Daniel Ellsberg, the man who leaked the Pentagon Papers died on Friday at his home in Kensington, Calif. He was 92. The cause was pancreatic cancer, his wife and children said in a statement.
Mr. Ellsberg, disclosed in an email in March that he addressed to “Dear friends and supporters,” that he had recently been told he had inoperable pancreatic cancer, and said that his doctors had given him an estimate of three to six months to live.
Ellsberg was a military analyst who was fervently against the Vietnam war. Reputedly, “he experienced a sobbing antiwar epiphany on a bathroom floor and in 1971” and felt compelled to disclose the secret history of American lies and deceit in Vietnam that came to be known as the Pentagon Papers,
The disclosure of the Pentagon Papers — 7,000 pages of damning revelations about deceptions by successive presidents who had abused their authority, bypassed Congress, and misled the American people to justify a war under false pretenses, plunged a nation that was already in crisis and divided by the war deeper into angry controversy.
The leaking of the Pentagon Papers lead indirectly to Watergate, the huge scandal that roiled the nation and eventually led to the resignation of President Richard Nixon, as the White House took countermeasures to discredit Mr.

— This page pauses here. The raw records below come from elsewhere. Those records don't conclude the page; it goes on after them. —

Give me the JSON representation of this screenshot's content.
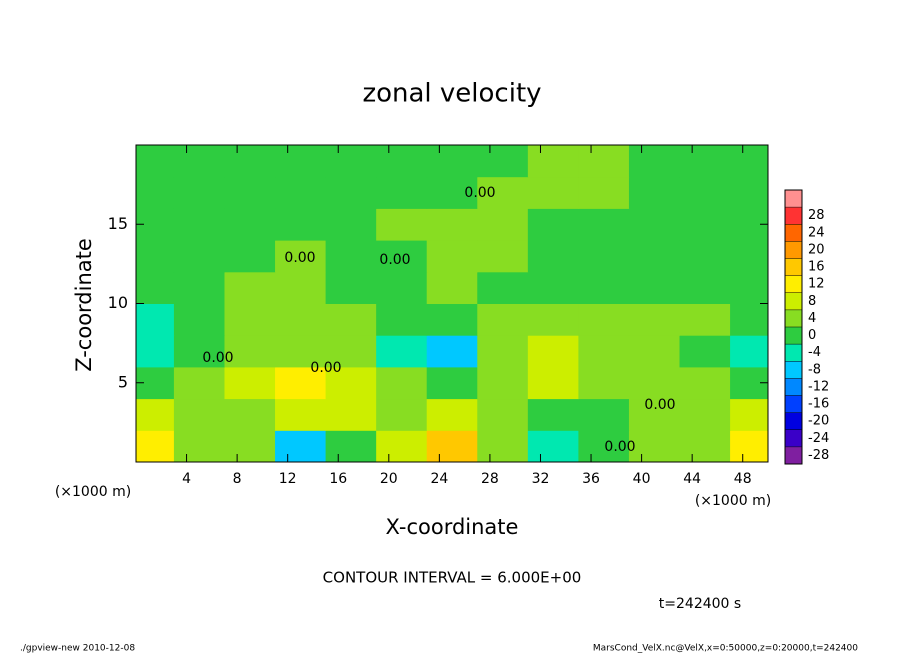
{
  "chart_data": {
    "type": "contour",
    "title": "zonal velocity",
    "xlabel": "X-coordinate",
    "ylabel": "Z-coordinate",
    "x_unit": "(×1000 m)",
    "contour_interval": "CONTOUR INTERVAL = 6.000E+00",
    "time_label": "t=242400 s",
    "footer_left": "./gpview-new  2010-12-08",
    "footer_right": "MarsCond_VelX.nc@VelX,x=0:50000,z=0:20000,t=242400",
    "contour_labels": [
      "0.00",
      "0.00",
      "0.00",
      "0.00",
      "0.00",
      "0.00",
      "0.00"
    ],
    "x": [
      1,
      5,
      9,
      13,
      17,
      21,
      25,
      29,
      33,
      37,
      41,
      45,
      49
    ],
    "y": [
      1,
      3,
      5,
      7,
      9,
      11,
      13,
      15,
      17,
      19
    ],
    "z": [
      [
        8,
        2,
        0,
        -10,
        -4,
        4,
        14,
        2,
        -8,
        -2,
        0,
        2,
        8
      ],
      [
        6,
        2,
        2,
        4,
        4,
        2,
        4,
        0,
        -4,
        -2,
        0,
        2,
        4
      ],
      [
        -4,
        2,
        4,
        8,
        6,
        0,
        -4,
        2,
        6,
        2,
        0,
        0,
        -2
      ],
      [
        -8,
        -2,
        2,
        2,
        0,
        -8,
        -10,
        0,
        6,
        2,
        0,
        -2,
        -8
      ],
      [
        -6,
        -2,
        0,
        0,
        0,
        -2,
        -2,
        0,
        2,
        0,
        0,
        0,
        -2
      ],
      [
        -1,
        -1,
        1,
        1,
        -1,
        -1,
        1,
        -1,
        -1,
        -1,
        -1,
        -1,
        -1
      ],
      [
        -1,
        -1,
        -1,
        1,
        -1,
        -1,
        1,
        1,
        -1,
        -1,
        -1,
        -1,
        -1
      ],
      [
        -1,
        -1,
        -1,
        -1,
        -1,
        1,
        1,
        1,
        -1,
        -1,
        -1,
        -1,
        -1
      ],
      [
        -1,
        -1,
        -1,
        -1,
        -1,
        -1,
        -1,
        1,
        1,
        1,
        -1,
        -1,
        -1
      ],
      [
        -1,
        -1,
        -1,
        -1,
        -1,
        -1,
        -1,
        -1,
        1,
        1,
        -1,
        -1,
        -1
      ]
    ],
    "xlim": [
      0,
      50
    ],
    "ylim": [
      0,
      20
    ],
    "xticks": [
      4,
      8,
      12,
      16,
      20,
      24,
      28,
      32,
      36,
      40,
      44,
      48
    ],
    "yticks": [
      5,
      10,
      15
    ],
    "colorbar": {
      "levels": [
        -28,
        -24,
        -20,
        -16,
        -12,
        -8,
        -4,
        0,
        4,
        8,
        12,
        16,
        20,
        24,
        28
      ],
      "colors": [
        "#7f1fa0",
        "#3a00c8",
        "#0000e0",
        "#0040ff",
        "#0088ff",
        "#00c8ff",
        "#00e8b0",
        "#2ecc40",
        "#88dd22",
        "#ccee00",
        "#ffee00",
        "#ffc800",
        "#ff9900",
        "#ff6600",
        "#ff3333",
        "#ff9090"
      ]
    }
  }
}
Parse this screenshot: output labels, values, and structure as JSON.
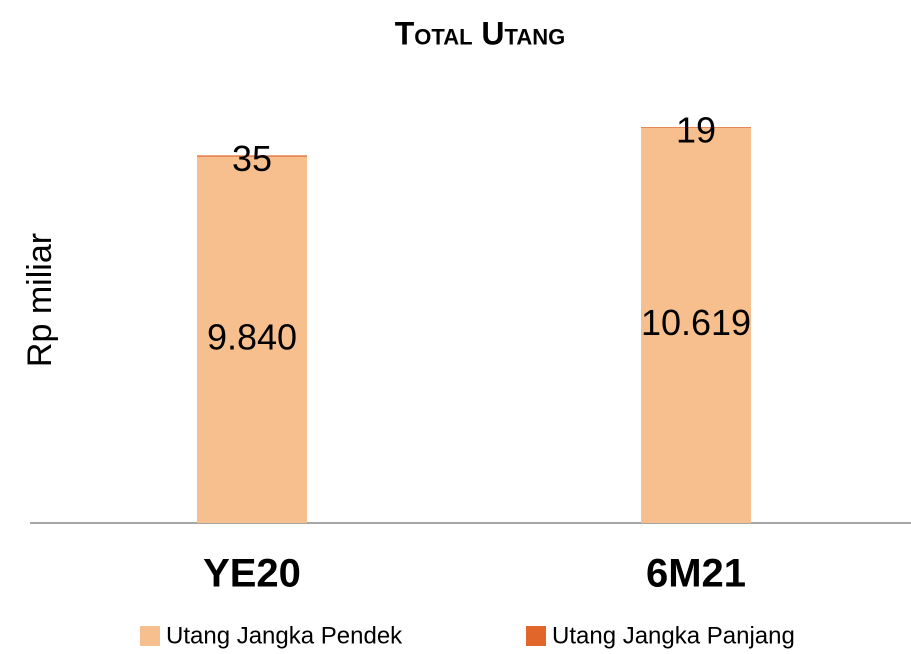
{
  "chart_data": {
    "type": "stacked_bar",
    "title": "Total Utang",
    "y_label": "Rp miliar",
    "categories": [
      "YE20",
      "6M21"
    ],
    "series": [
      {
        "name": "Utang Jangka Pendek",
        "color": "#f8bf8e",
        "values": [
          9840,
          10619
        ],
        "value_labels": [
          "9.840",
          "10.619"
        ]
      },
      {
        "name": "Utang Jangka Panjang",
        "color": "#e0662a",
        "values": [
          35,
          19
        ]
      }
    ]
  }
}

Ellsberg and deny information in the leaks.
And it set up a First Amendment confrontation between the Nixon administration and The New York Times, whose publication of the papers was denounced by the government as an act of espionage that jeopardized national security. In that conflict, the U.S. Supreme Court sided with the New York Times and upheld the freedom of the press.
Mr. Ellsberg was charged with espionage, conspiracy and other crimes and tried in federal court in Los Angeles. But on the eve of jury deliberations, the judge threw out the case, citing government misconduct, including illegal wiretapping, a break-in at the office of Mr. Ellsberg’s former psychiatrist and an offer by President Nixon to appoint the judge himself as director of the Federal Bureau of Investigation.
“The demystification and de-sanctification of the president has begun,” Mr. Ellsberg said after being released. “It’s like the defrocking of the Wizard of Oz.” And indeed, as a result of his actions the public was given a glimpse of the dirty politics abounding in Washington D.C. and the presidency of Richard M.Nixon.